Tecnici – Una specialità italiana, della Repubblica. L’Italia non ha mai amato i partiti politici, ma più nella Repubblica. Sempre a opera degli stessi, i liberali, che al fondo sono anarchici – talvolta “repubblicani”, cioè del Pri, un partito, a volte radicali, da ultimo, come sembra, Democratici. I liberali “non esistono” in Italia, ma per questo si vogliono radicali: non si è mai abbastanza liberali né liberi. Da qui l’invocazione del tecnico della politica. Un equivoco, che si trasforma in fucina dell’antipartito, dell’antipolitica, dell’antidemocrazia.
È lo stesso equivoco della “società civile”, quella dell’“Italia paese di merda”. Che non ha alcun titolo per dirlo, volendosi essa ammanicata e superiore. Avida, in piccolo certo.

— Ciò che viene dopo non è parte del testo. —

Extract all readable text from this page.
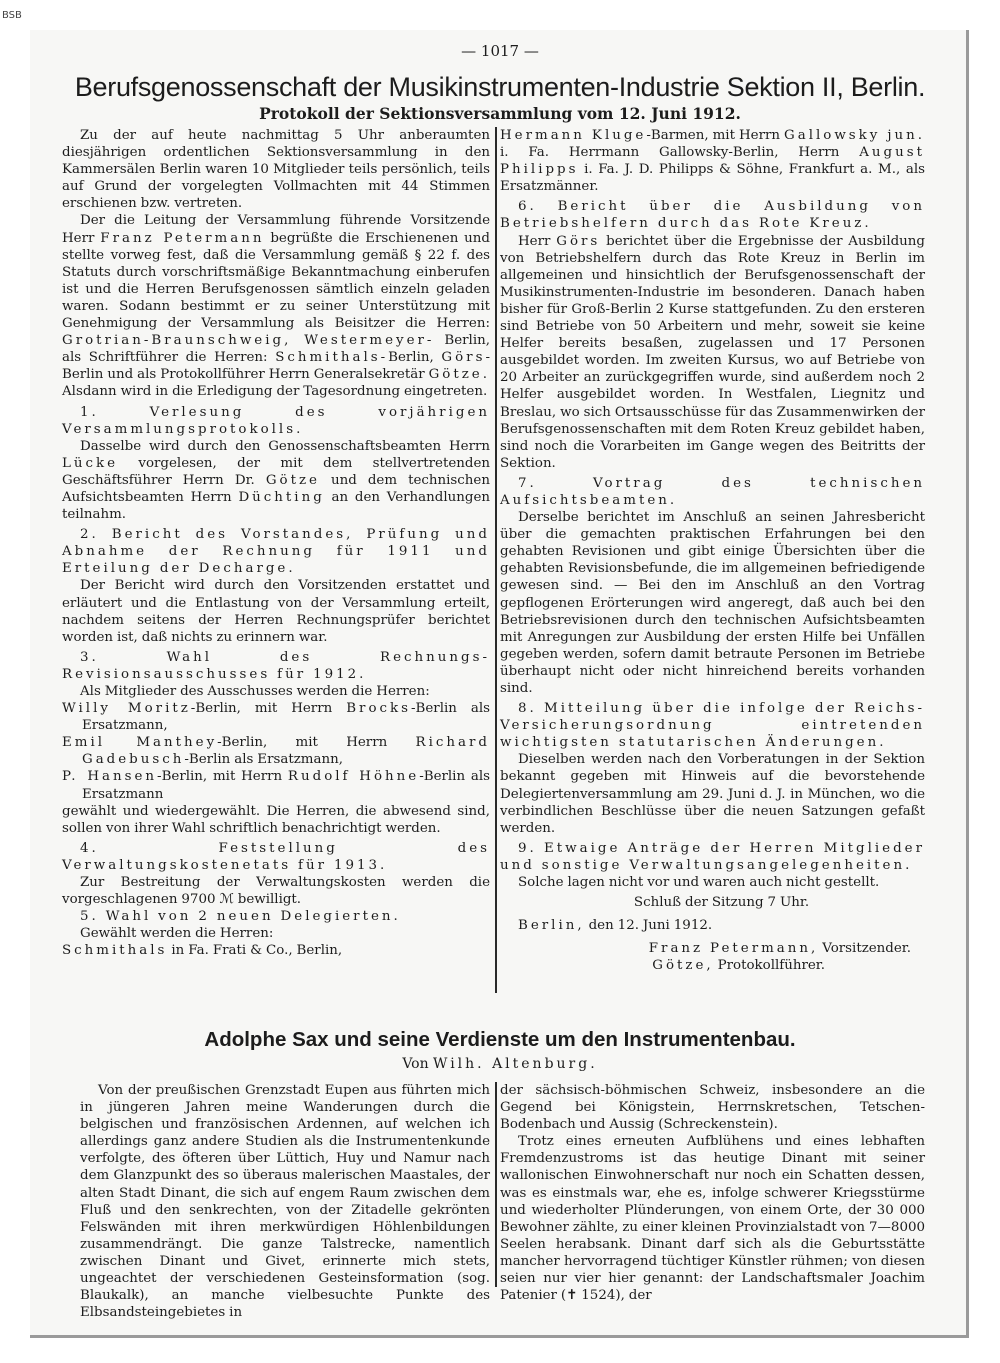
BSB
— 1017 —
Berufsgenossenschaft der Musikinstrumenten-Industrie Sektion II, Berlin.
Protokoll der Sektionsversammlung vom 12. Juni 1912.

Zu der auf heute nachmittag 5 Uhr anberaumten diesjährigen ordentlichen Sektionsversammlung in den Kammersälen Berlin waren 10 Mitglieder teils persönlich, teils auf Grund der vorgelegten Vollmachten mit 44 Stimmen erschienen bzw. vertreten.

Der die Leitung der Versammlung führende Vorsitzende Herr Franz Petermann begrüßte die Erschienenen und stellte vorweg fest, daß die Versammlung gemäß § 22 f. des Statuts durch vorschriftsmäßige Bekanntmachung einberufen ist und die Herren Berufsgenossen sämtlich einzeln geladen waren. Sodann bestimmt er zu seiner Unterstützung mit Genehmigung der Versammlung als Beisitzer die Herren: Grotrian-Braunschweig, Westermeyer- Berlin, als Schriftführer die Herren: Schmithals-Berlin, Görs-Berlin und als Protokollführer Herrn Generalsekretär Götze. Alsdann wird in die Erledigung der Tagesordnung eingetreten.

1. Verlesung des vorjährigen Versammlungsprotokolls.

Dasselbe wird durch den Genossenschaftsbeamten Herrn Lücke vorgelesen, der mit dem stellvertretenden Geschäftsführer Herrn Dr. Götze und dem technischen Aufsichtsbeamten Herrn Düchting an den Verhandlungen teilnahm.

2. Bericht des Vorstandes, Prüfung und Abnahme der Rechnung für 1911 und Erteilung der Decharge.

Der Bericht wird durch den Vorsitzenden erstattet und erläutert und die Entlastung von der Versammlung erteilt, nachdem seitens der Herren Rechnungsprüfer berichtet worden ist, daß nichts zu erinnern war.

3. Wahl des Rechnungs-Revisionsausschusses für 1912.

Als Mitglieder des Ausschusses werden die Herren:

Willy Moritz-Berlin, mit Herrn Brocks-Berlin als Ersatzmann,

Emil Manthey-Berlin, mit Herrn Richard Gadebusch-Berlin als Ersatzmann,

P. Hansen-Berlin, mit Herrn Rudolf Höhne-Berlin als Ersatzmann

gewählt und wiedergewählt. Die Herren, die abwesend sind, sollen von ihrer Wahl schriftlich benachrichtigt werden.

4. Feststellung des Verwaltungskostenetats für 1913.

Zur Bestreitung der Verwaltungskosten werden die vorgeschlagenen 9700 ℳ bewilligt.

5. Wahl von 2 neuen Delegierten.

Gewählt werden die Herren:

Schmithals in Fa. Frati & Co., Berlin,

Hermann Kluge-Barmen, mit Herrn Gallowsky jun. i. Fa. Herrmann Gallowsky-Berlin, Herrn August Philipps i. Fa. J. D. Philipps & Söhne, Frankfurt a. M., als Ersatzmänner.

6. Bericht über die Ausbildung von Betriebshelfern durch das Rote Kreuz.

Herr Görs berichtet über die Ergebnisse der Ausbildung von Betriebshelfern durch das Rote Kreuz in Berlin im allgemeinen und hinsichtlich der Berufsgenossenschaft der Musikinstrumenten-Industrie im besonderen. Danach haben bisher für Groß-Berlin 2 Kurse stattgefunden. Zu den ersteren sind Betriebe von 50 Arbeitern und mehr, soweit sie keine Helfer bereits besaßen, zugelassen und 17 Personen ausgebildet worden. Im zweiten Kursus, wo auf Betriebe von 20 Arbeiter an zurückgegriffen wurde, sind außerdem noch 2 Helfer ausgebildet worden. In Westfalen, Liegnitz und Breslau, wo sich Ortsausschüsse für das Zusammenwirken der Berufsgenossenschaften mit dem Roten Kreuz gebildet haben, sind noch die Vorarbeiten im Gange wegen des Beitritts der Sektion.

7. Vortrag des technischen Aufsichtsbeamten.

Derselbe berichtet im Anschluß an seinen Jahresbericht über die gemachten praktischen Erfahrungen bei den gehabten Revisionen und gibt einige Übersichten über die gehabten Revisionsbefunde, die im allgemeinen befriedigende gewesen sind. — Bei den im Anschluß an den Vortrag gepflogenen Erörterungen wird angeregt, daß auch bei den Betriebsrevisionen durch den technischen Aufsichtsbeamten mit Anregungen zur Ausbildung der ersten Hilfe bei Unfällen gegeben werden, sofern damit betraute Personen im Betriebe überhaupt nicht oder nicht hinreichend bereits vorhanden sind.

8. Mitteilung über die infolge der Reichs-Versicherungsordnung eintretenden wichtigsten statutarischen Änderungen.

Dieselben werden nach den Vorberatungen in der Sektion bekannt gegeben mit Hinweis auf die bevorstehende Delegiertenversammlung am 29. Juni d. J. in München, wo die verbindlichen Beschlüsse über die neuen Satzungen gefaßt werden.

9. Etwaige Anträge der Herren Mitglieder und sonstige Verwaltungsangelegenheiten.

Solche lagen nicht vor und waren auch nicht gestellt.

Schluß der Sitzung 7 Uhr.

Berlin, den 12. Juni 1912.

Franz Petermann, Vorsitzender.

Götze, Protokollführer.

Adolphe Sax und seine Verdienste um den Instrumentenbau.
Von Wilh. Altenburg.

Von der preußischen Grenzstadt Eupen aus führten mich in jüngeren Jahren meine Wanderungen durch die belgischen und französischen Ardennen, auf welchen ich allerdings ganz andere Studien als die Instrumentenkunde verfolgte, des öfteren über Lüttich, Huy und Namur nach dem Glanzpunkt des so überaus malerischen Maastales, der alten Stadt Dinant, die sich auf engem Raum zwischen dem Fluß und den senkrechten, von der Zitadelle gekrönten Felswänden mit ihren merkwürdigen Höhlenbildungen zusammendrängt. Die ganze Talstrecke, namentlich zwischen Dinant und Givet, erinnerte mich stets, ungeachtet der verschiedenen Gesteinsformation (sog. Blaukalk), an manche vielbesuchte Punkte des Elbsandsteingebietes in

der sächsisch-böhmischen Schweiz, insbesondere an die Gegend bei Königstein, Herrnskretschen, Tetschen-Bodenbach und Aussig (Schreckenstein).

Trotz eines erneuten Aufblühens und eines lebhaften Fremdenzustroms ist das heutige Dinant mit seiner wallonischen Einwohnerschaft nur noch ein Schatten dessen, was es einstmals war, ehe es, infolge schwerer Kriegsstürme und wiederholter Plünderungen, von einem Orte, der 30 000 Bewohner zählte, zu einer kleinen Provinzialstadt von 7—8000 Seelen herabsank. Dinant darf sich als die Geburtsstätte mancher hervorragend tüchtiger Künstler rühmen; von diesen seien nur vier hier genannt: der Landschaftsmaler Joachim Patenier (✝ 1524), der
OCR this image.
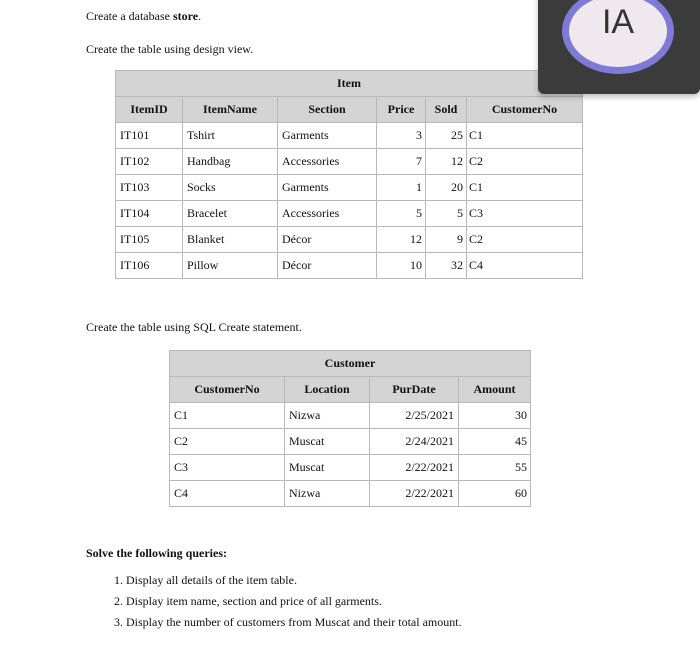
Create a database store.
Create the table using design view.
Item					
ItemID	ItemName	Section	Price	Sold	CustomerNo
IT101	Tshirt	Garments	3	25	C1
IT102	Handbag	Accessories	7	12	C2
IT103	Socks	Garments	1	20	C1
IT104	Bracelet	Accessories	5	5	C3
IT105	Blanket	Décor	12	9	C2
IT106	Pillow	Décor	10	32	C4
Create the table using SQL Create statement.
Customer			
CustomerNo	Location	PurDate	Amount
C1	Nizwa	2/25/2021	30
C2	Muscat	2/24/2021	45
C3	Muscat	2/22/2021	55
C4	Nizwa	2/22/2021	60
Solve the following queries:
1. Display all details of the item table.
2. Display item name, section and price of all garments.
3. Display the number of customers from Muscat and their total amount.
IA
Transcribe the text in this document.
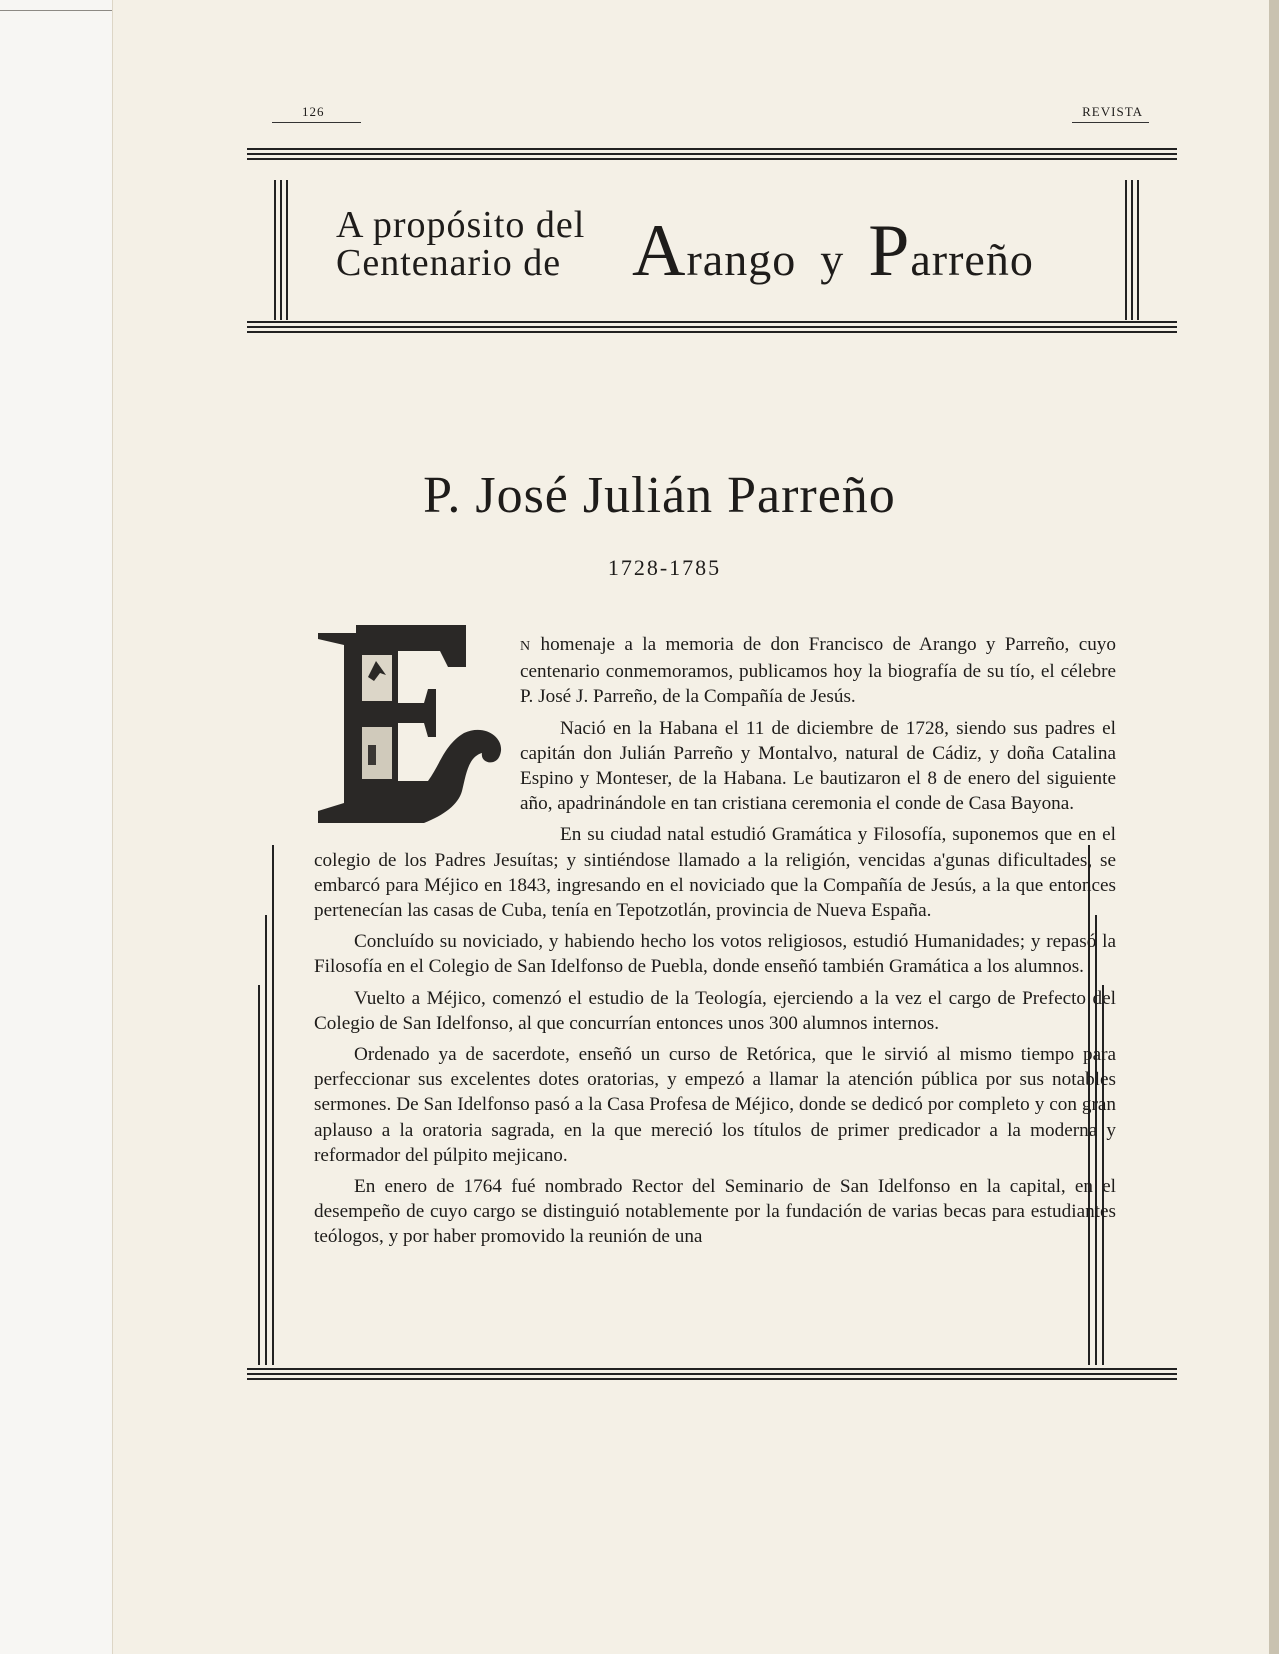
126	REVISTA
A propósito del
Centenario de Arango y Parreño
P. José Julián Parreño
1728-1785

N homenaje a la memoria de don Francisco de Arango y Parreño, cuyo centenario conmemoramos, publicamos hoy la biografía de su tío, el célebre P. José J. Parreño, de la Compañía de Jesús.

Nació en la Habana el 11 de diciembre de 1728, siendo sus padres el capitán don Julián Parreño y Montalvo, natural de Cádiz, y doña Catalina Espino y Monteser, de la Habana. Le bautizaron el 8 de enero del siguiente año, apadrinándole en tan cristiana ceremonia el conde de Casa Bayona.

En su ciudad natal estudió Gramática y Filosofía, suponemos que en el colegio de los Padres Jesuítas; y sintiéndose llamado a la religión, vencidas a'gunas dificultades, se embarcó para Méjico en 1843, ingresando en el noviciado que la Compañía de Jesús, a la que entonces pertenecían las casas de Cuba, tenía en Tepotzotlán, provincia de Nueva España.

Concluído su noviciado, y habiendo hecho los votos religiosos, estudió Humanidades; y repasó la Filosofía en el Colegio de San Idelfonso de Puebla, donde enseñó también Gramática a los alumnos.

Vuelto a Méjico, comenzó el estudio de la Teología, ejerciendo a la vez el cargo de Prefecto del Colegio de San Idelfonso, al que concurrían entonces unos 300 alumnos internos.

Ordenado ya de sacerdote, enseñó un curso de Retórica, que le sirvió al mismo tiempo para perfeccionar sus excelentes dotes oratorias, y empezó a llamar la atención pública por sus notables sermones. De San Idelfonso pasó a la Casa Profesa de Méjico, donde se dedicó por completo y con gran aplauso a la oratoria sagrada, en la que mereció los títulos de primer predicador a la moderna y reformador del púlpito mejicano.

En enero de 1764 fué nombrado Rector del Seminario de San Idelfonso en la capital, en el desempeño de cuyo cargo se distinguió notablemente por la fundación de varias becas para estudiantes teólogos, y por haber promovido la reunión de una
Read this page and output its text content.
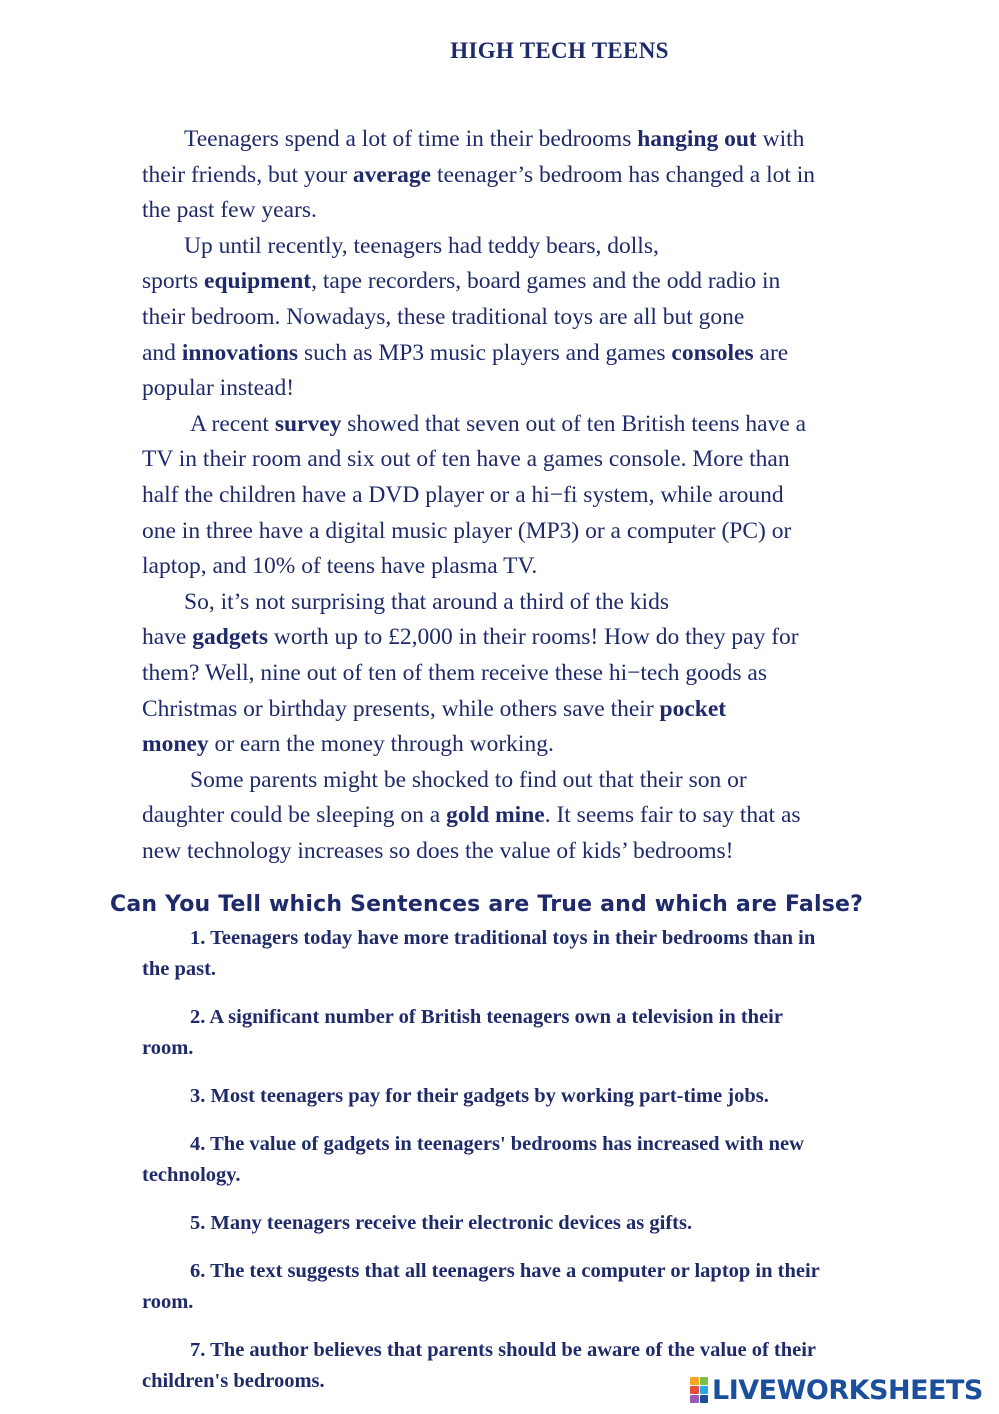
HIGH TECH TEENS

Teenagers spend a lot of time in their bedrooms hanging out with
their friends, but your average teenager’s bedroom has changed a lot in
the past few years.

Up until recently, teenagers had teddy bears, dolls,
sports equipment, tape recorders, board games and the odd radio in
their bedroom. Nowadays, these traditional toys are all but gone
and innovations such as MP3 music players and games consoles are
popular instead!

A recent survey showed that seven out of ten British teens have a
TV in their room and six out of ten have a games console. More than
half the children have a DVD player or a hi−fi system, while around
one in three have a digital music player (MP3) or a computer (PC) or
laptop, and 10% of teens have plasma TV.

So, it’s not surprising that around a third of the kids
have gadgets worth up to £2,000 in their rooms! How do they pay for
them? Well, nine out of ten of them receive these hi−tech goods as
Christmas or birthday presents, while others save their pocket
money or earn the money through working.

Some parents might be shocked to find out that their son or
daughter could be sleeping on a gold mine. It seems fair to say that as
new technology increases so does the value of kids’ bedrooms!

Can You Tell which Sentences are True and which are False?
1. Teenagers today have more traditional toys in their bedrooms than in
the past.
2. A significant number of British teenagers own a television in their
room.
3. Most teenagers pay for their gadgets by working part-time jobs.
4. The value of gadgets in teenagers' bedrooms has increased with new
technology.
5. Many teenagers receive their electronic devices as gifts.
6. The text suggests that all teenagers have a computer or laptop in their
room.
7. The author believes that parents should be aware of the value of their
children's bedrooms.	LIVEWORKSHEETS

Il tecnico è la personificazione del governo platonico degli intellettuali. E dell’insofferenza di una storia senza stacchi. Senza cambiamento. Senza nemmeno processi o tagli netti nella guerra civile che pure c’è stata, solo vendette. Del trasformismo fin dall’inizio con Rattazzi. Di una liberazione che fu solo militare, opera degli Alleati. Di una Resistenza che politica e non militare, un adattamento alla sconfitta e all’8 settembre, e anzi accentuò i caratteri perversi, la vendetta, la faida, la violenza sregolata.